主席的话语在低矮的窑洞中缓缓萦绕,讲到矛盾双方依托条件相互转化,言辞恳切,意蕴深沉。战士不敢侧目惊扰,只垂眸望着Internal膝盖处磨出的补丁,耳畔涌入陌生而厚重的哲思词汇,懵懂之间,却已悄悄沁入心底。

窗外,陕北朔风卷着黄尘呼啸而过;窑内却静得能听见灯花噼剥微响,那醇厚的湘音一字一顿,沉稳落地,像春雨入土,无声滋养着人心。

窘迫渐渐褪去,他悄悄侧过脸庞。望见主席抬手论理的模样,虎口覆着经年劳作的厚茧,指甲修得整洁干净。那双手偶尔轻叩膝头,伴着话语节奏起落,从容有度,自有一番平易气度。

授课渐近尾声,窑洞内渐渐有了低语人声,有人举手求教,有人俯身整理笔记。主席取出卷烟,凑到煤油灯火苗上引燃,轻吸一口。青烟缓缓氤氲,他侧过脸,昏黄灯影里目光温和平实,轻声问道:“能听明白几分?”

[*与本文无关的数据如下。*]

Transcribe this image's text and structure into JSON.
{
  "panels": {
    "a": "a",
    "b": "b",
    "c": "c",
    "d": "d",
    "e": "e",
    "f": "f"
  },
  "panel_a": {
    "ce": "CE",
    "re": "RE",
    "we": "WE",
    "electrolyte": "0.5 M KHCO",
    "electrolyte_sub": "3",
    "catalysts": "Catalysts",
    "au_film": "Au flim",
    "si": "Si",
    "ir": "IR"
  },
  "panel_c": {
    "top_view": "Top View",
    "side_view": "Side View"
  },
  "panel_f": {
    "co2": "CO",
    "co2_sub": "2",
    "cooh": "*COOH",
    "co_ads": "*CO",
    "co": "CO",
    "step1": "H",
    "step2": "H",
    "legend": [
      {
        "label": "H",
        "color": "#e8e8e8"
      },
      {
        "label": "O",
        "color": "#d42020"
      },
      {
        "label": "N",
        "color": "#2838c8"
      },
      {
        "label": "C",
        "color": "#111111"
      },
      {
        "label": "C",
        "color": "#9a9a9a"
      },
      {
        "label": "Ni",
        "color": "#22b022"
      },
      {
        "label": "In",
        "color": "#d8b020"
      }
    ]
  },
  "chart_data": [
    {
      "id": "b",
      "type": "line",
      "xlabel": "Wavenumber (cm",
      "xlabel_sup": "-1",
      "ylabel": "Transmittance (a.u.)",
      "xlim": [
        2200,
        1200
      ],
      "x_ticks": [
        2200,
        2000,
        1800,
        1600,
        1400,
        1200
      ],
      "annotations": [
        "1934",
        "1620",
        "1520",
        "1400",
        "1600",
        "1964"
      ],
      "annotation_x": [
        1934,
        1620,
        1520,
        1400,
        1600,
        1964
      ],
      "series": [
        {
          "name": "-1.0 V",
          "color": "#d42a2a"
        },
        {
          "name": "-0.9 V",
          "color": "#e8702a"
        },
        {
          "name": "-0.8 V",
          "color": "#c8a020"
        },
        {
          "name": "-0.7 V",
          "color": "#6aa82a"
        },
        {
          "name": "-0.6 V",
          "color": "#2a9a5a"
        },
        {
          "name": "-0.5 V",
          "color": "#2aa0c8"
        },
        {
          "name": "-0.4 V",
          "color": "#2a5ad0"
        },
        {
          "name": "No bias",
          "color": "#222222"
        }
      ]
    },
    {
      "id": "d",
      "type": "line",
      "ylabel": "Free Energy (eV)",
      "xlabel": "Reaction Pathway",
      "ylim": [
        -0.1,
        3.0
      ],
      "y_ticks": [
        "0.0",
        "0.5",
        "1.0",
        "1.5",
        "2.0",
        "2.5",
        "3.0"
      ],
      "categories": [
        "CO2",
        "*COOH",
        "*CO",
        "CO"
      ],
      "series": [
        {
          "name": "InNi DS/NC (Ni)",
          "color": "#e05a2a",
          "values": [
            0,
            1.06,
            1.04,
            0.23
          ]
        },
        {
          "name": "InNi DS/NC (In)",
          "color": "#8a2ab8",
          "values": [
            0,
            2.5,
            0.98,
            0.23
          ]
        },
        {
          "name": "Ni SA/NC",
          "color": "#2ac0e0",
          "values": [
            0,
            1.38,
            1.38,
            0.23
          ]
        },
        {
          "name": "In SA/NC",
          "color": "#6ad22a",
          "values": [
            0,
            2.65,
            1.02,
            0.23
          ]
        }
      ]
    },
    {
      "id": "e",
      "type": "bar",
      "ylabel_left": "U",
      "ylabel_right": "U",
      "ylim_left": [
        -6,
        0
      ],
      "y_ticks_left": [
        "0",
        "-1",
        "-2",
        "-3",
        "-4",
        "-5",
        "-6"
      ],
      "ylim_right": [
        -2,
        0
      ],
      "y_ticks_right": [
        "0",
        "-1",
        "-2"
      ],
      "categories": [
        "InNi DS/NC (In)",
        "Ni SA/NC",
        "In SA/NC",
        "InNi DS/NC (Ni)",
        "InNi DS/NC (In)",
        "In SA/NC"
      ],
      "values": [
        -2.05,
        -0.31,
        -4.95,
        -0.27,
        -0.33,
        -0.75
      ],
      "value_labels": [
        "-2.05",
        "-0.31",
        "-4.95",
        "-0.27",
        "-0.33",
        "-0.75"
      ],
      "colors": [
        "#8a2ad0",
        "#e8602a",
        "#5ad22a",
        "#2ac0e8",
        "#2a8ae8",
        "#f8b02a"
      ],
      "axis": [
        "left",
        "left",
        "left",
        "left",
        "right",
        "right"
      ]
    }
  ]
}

他连忙点头应答,喉头却微微发紧,一时不知该说些什么。

主席眼角漾起温和笑意,纹路舒展:“一时不懂无妨,多听多悟,自然就通透了。”

语罢缓缓起身,身旁余温未散的座位骤然空出一丝凉意,夜风顺着门缝悄然潜入。他望着主席被众人围拢簇拥,宽厚的手掌不时轻拍旁人肩头,言语亲和,毫无架子。煤油灯火苗摇曳不定,将他伟岸的身影投在土壁之上,高大沉敛,几乎衔住窑洞穹顶。

散场人潮涌动,将他顺势拥至门外。回首望去,空荡荡的木凳静静横陈,再也分不清,哪一隅是伟人曾坐过的地方,哪一隅安放过自己那日的局促与慌张。

夜风凛冽侵衣,可心底留存的那一份暖意,却一路绵长,伴着他走回营房。

岁月经年回望,那个陕北窑洞的夜晚始终清晰如昨。一堂关于矛盾的哲理课,因半个座位的善意而深入人心;一次不动声色的侧身相让,温润了一个年轻士兵的青春记忆,也以平凡平易的胸襟,留下了最动人的风范与绵长敬仰。